Scottie McC doesn't know it yet. But that's basically what he revealed this morning on the Today Show (h/t Rayne).
During the interview, Scottie revealed the two things that really pissed him off with the Bush Administration. First, being set up to lie by Karl Rove and Scooter Libby. And second, learning that Bush had--himself--authorized the selective leaking of the NIE.
Scottie McC: But the other defining moment was in early April 2006, when I learned that the President had secretly declassified the National Intelligence Estimate on Iraq for the Vice President and Scooter Libby to anonymously disclose to reporters. And we had been out there talking about how seriously the President took the selective leaking of classified information. And here we were, learning that the President had authorized the very same thing we had criticized.
Viera: Did you talk to the President and say why are you doing this?
Scottie McC: Actually, I did. I talked about the conversation we had. I walked onto Air Force One, it was right after an event we had, it was down in the south, I believe it was North Carolina. And I walk onto Air Force One and a reporter had yelled a question to the President trying to ask him a question about this revelation that had come out during the legal proceedings. The revelation was that it was the President who had authorized, or, enable Scooter Libby to go out there and talk about this information. And I told the President that that's what the reporter was asking. He was saying that you, yourself, was the one that authorized the leaking of this information. And he said "yeah, I did." And I was kinda taken aback.
Now, for the most part, this is not new. We have known (since I first reported it here) that Scooter Libby testified that, after Libby told Dick Cheney he couldn't leak the information Cheney had ordered him to leak to Judy Miller because it was classified, Cheney told Libby he had gotten the President to authorize the declassification of that information.
Thus far, though, we only had Dick Cheney's word that he had actually asked Bush to declassify this information. We didn't have Bush's confirmation that he had actually declassified the information. In fact, we've had Dick Cheney's claims that he--Dick--had insta-declassified via his super secret pixie dust declassification powers.
But now we've got George Bush, confirming that he, the President of the United States, authorized the leaks of "this information."
Now, though Scottie refers, obliquely, to "this information," he explicitly refers only to the NIE. But as I've described over and over again, it's not just the NIE Bush authorized Dick to order Libby to leak.
As a review, here's what Libby's NIE lies are all about. This is all documented in this post, and here is the court transcript in which most of this is revealed.

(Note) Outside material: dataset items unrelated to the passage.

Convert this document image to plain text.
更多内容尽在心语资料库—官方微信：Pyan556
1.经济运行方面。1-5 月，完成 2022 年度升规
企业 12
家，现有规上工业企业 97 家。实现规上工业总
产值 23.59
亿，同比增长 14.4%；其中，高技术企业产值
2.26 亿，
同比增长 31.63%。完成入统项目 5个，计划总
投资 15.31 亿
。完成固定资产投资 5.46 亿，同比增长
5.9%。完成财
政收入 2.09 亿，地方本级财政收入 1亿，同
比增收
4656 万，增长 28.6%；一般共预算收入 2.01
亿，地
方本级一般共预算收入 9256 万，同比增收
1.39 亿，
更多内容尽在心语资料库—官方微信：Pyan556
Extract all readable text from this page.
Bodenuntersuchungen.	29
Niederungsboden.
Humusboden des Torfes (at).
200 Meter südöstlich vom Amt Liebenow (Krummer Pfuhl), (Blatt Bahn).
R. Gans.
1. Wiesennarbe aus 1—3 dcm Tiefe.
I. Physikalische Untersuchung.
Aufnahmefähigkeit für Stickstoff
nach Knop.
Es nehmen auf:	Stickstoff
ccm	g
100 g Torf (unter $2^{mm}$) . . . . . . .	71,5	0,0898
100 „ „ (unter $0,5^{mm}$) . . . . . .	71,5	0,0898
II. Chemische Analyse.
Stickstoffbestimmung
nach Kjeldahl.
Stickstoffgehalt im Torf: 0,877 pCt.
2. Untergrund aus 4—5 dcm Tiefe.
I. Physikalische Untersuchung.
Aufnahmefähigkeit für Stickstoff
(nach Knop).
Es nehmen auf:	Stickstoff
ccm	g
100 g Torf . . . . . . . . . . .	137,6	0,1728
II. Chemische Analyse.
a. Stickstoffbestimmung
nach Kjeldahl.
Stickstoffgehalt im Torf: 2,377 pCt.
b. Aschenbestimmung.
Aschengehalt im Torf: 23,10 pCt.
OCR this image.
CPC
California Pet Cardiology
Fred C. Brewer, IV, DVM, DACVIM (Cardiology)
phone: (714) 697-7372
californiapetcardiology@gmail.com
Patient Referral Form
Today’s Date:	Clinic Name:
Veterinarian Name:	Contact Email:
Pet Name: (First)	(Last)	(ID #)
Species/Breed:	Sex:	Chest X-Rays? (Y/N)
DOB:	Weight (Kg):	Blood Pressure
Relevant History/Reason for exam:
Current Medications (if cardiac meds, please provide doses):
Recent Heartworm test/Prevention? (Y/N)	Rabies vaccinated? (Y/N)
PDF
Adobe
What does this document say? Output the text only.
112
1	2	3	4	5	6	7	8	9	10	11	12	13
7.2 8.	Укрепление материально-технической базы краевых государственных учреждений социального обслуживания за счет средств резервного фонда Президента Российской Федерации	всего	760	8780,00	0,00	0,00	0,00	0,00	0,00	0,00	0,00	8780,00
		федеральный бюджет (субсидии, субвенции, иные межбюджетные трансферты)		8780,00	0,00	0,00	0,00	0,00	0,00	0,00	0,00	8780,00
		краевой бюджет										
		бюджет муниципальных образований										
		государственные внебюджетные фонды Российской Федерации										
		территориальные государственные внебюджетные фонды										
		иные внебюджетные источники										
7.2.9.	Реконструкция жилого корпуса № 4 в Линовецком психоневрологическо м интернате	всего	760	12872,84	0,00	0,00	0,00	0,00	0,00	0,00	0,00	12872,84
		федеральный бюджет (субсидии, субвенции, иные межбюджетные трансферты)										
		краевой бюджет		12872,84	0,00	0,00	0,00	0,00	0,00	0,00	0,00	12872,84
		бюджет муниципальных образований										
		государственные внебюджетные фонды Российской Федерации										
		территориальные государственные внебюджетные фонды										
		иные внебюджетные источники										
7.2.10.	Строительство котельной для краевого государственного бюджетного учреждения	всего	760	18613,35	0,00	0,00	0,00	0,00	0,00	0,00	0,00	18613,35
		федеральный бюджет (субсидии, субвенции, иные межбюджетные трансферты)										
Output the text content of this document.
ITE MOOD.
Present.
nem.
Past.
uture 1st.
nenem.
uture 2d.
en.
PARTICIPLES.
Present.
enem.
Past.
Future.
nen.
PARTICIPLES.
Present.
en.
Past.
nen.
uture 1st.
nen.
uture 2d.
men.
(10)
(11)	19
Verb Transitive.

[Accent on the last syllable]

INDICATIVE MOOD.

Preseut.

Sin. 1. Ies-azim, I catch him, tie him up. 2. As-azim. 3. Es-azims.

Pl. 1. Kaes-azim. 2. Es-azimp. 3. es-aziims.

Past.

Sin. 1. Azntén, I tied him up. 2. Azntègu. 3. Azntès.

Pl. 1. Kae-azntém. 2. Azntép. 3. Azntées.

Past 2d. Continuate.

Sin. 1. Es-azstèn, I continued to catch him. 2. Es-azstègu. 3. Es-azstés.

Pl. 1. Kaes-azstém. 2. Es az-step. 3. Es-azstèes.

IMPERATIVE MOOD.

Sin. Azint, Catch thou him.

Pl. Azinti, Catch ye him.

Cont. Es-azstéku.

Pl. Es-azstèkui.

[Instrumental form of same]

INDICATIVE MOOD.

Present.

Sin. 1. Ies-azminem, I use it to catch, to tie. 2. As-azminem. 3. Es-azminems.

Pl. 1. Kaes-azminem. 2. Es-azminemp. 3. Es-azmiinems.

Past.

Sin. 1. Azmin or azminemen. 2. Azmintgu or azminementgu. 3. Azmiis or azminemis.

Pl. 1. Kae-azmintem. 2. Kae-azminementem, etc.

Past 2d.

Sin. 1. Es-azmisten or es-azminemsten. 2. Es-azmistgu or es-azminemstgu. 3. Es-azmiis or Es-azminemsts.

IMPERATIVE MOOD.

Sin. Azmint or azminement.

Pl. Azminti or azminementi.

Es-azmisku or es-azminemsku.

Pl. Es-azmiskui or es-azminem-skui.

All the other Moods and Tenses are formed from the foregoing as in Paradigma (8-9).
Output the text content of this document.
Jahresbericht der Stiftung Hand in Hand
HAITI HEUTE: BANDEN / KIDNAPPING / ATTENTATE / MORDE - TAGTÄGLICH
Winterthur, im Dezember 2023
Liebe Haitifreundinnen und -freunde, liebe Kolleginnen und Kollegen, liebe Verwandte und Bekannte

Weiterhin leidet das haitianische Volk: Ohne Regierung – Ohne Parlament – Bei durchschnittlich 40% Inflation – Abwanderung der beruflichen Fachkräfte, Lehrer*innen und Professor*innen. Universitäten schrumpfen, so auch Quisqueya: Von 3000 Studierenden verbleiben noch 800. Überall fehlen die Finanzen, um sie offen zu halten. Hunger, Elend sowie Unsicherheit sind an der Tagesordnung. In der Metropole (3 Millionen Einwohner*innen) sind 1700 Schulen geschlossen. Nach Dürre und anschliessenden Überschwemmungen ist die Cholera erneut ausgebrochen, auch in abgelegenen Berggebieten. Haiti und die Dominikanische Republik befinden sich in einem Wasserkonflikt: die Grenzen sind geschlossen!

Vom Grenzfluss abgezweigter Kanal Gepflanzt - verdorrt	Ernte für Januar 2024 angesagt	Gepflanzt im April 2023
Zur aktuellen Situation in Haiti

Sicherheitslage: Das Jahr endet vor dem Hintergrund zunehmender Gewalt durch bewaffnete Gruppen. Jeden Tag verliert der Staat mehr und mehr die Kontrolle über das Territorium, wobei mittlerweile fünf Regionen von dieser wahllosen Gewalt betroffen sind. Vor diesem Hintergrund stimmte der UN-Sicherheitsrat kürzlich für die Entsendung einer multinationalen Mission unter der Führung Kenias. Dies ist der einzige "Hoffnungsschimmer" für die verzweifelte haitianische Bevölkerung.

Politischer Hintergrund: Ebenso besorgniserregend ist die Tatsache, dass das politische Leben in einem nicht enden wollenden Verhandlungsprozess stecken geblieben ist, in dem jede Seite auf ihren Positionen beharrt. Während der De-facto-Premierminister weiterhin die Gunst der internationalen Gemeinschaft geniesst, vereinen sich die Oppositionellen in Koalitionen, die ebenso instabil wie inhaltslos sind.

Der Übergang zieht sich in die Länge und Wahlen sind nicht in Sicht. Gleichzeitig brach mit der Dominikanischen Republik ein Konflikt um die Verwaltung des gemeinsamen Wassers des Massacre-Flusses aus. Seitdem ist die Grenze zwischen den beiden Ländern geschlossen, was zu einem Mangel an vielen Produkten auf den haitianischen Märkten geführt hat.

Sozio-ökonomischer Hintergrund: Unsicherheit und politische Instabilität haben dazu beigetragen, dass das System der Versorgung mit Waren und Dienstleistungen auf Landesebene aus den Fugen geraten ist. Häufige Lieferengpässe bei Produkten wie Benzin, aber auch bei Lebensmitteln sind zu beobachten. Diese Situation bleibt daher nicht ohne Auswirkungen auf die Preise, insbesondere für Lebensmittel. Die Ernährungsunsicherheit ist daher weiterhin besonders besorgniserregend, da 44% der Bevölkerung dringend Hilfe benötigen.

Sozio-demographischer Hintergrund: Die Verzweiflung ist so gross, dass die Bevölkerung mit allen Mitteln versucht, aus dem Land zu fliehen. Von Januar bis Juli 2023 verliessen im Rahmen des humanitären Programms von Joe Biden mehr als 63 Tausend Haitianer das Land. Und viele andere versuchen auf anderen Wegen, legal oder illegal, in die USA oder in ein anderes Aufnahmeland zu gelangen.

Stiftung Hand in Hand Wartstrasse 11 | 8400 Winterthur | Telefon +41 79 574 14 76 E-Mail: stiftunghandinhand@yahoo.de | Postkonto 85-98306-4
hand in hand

- Scooter Libby has instructions in his notes to leak something to Judy Miller on July 8, 2003
- When questioned about the notation, Libby claimed the instructions related to the NIE
- Libby went further to make certain claims about the NIE leak--that the leak was authorized by Dick Cheney and George Bush, that such an authorization was totally unique in his career, and that Libby was so worried about leaking the NIE to Judy that he double checked to make sure he was authorized to do so
- Libby later made claims that directly contradicted these assertions--most importantly, even though Libby claims the Judy leak was totally unique in his career, he also leaked the NIE to three other people: Bob Woodward, a journalist [David Sanger] on July 2, and the WSJ
- Also, in spite of the fact that Libby says he was really worried about getting authorization to leak the NIE to Judy, he's not really sure whether he was authorized to leak the NIE to Woodward; his concern about the leak to Judy only extended to whatever he leaked to Judy
In short, Libby is almost certainly lying about what he was authorized to leak to Judy on July 8, 2003, in a meeting where Judy Miller admits he talked about Valerie Plame, and where Libby tried to get her to falsely attribute the story.
At this point, Scottie McC is still accepting Scooter Libby's lies, though I suspect he sees the dangerous frailty of them. With Bush's clear admission to Scottie that he was in the loop, and the evidence that, subsequent to receiving an order from Cheney (authorized by Bush) to leak classified information to Judy Miller, Libby leaked Valerie Wilson's identity, the circumstantial evidence shows the President was directly involved in the deliberate outing of a CIA spy. The only question now is whether Bush realized he authorized the leak of Valerie's identity, in addition to a bunch of other classified documents.
Think of how much sense this makes. We have evidence that George Bush ordered Libby to respond to Joe Wilson on June 9, 2003. We now have Bush's own confirmation that he authorized the leak Libby made to Judy Miller on July 8, 2003--which included the leak of Valerie Wilson's identity. We know on July 10, Condi told Stephen Hadley that Bush "was comfortable" with the response the White House was making towards Wilson. And we know that--when Cheney forced Scottie McC to exonerate Libby publicly that fall, he did so by reminding people that "The Pres[ident] [asked Libby] to stick his head in the meat-grinder." We know that Libby's lawyers tried desperately to prevent a full discussion of the NIE lies to be presented at trial. And we know that--after those NIE lies did not come out, for the most part (though one juror told me that NIE story was obviously false, even with the limited information they received)--the President commuted Libby's sentence on July 2, 2007.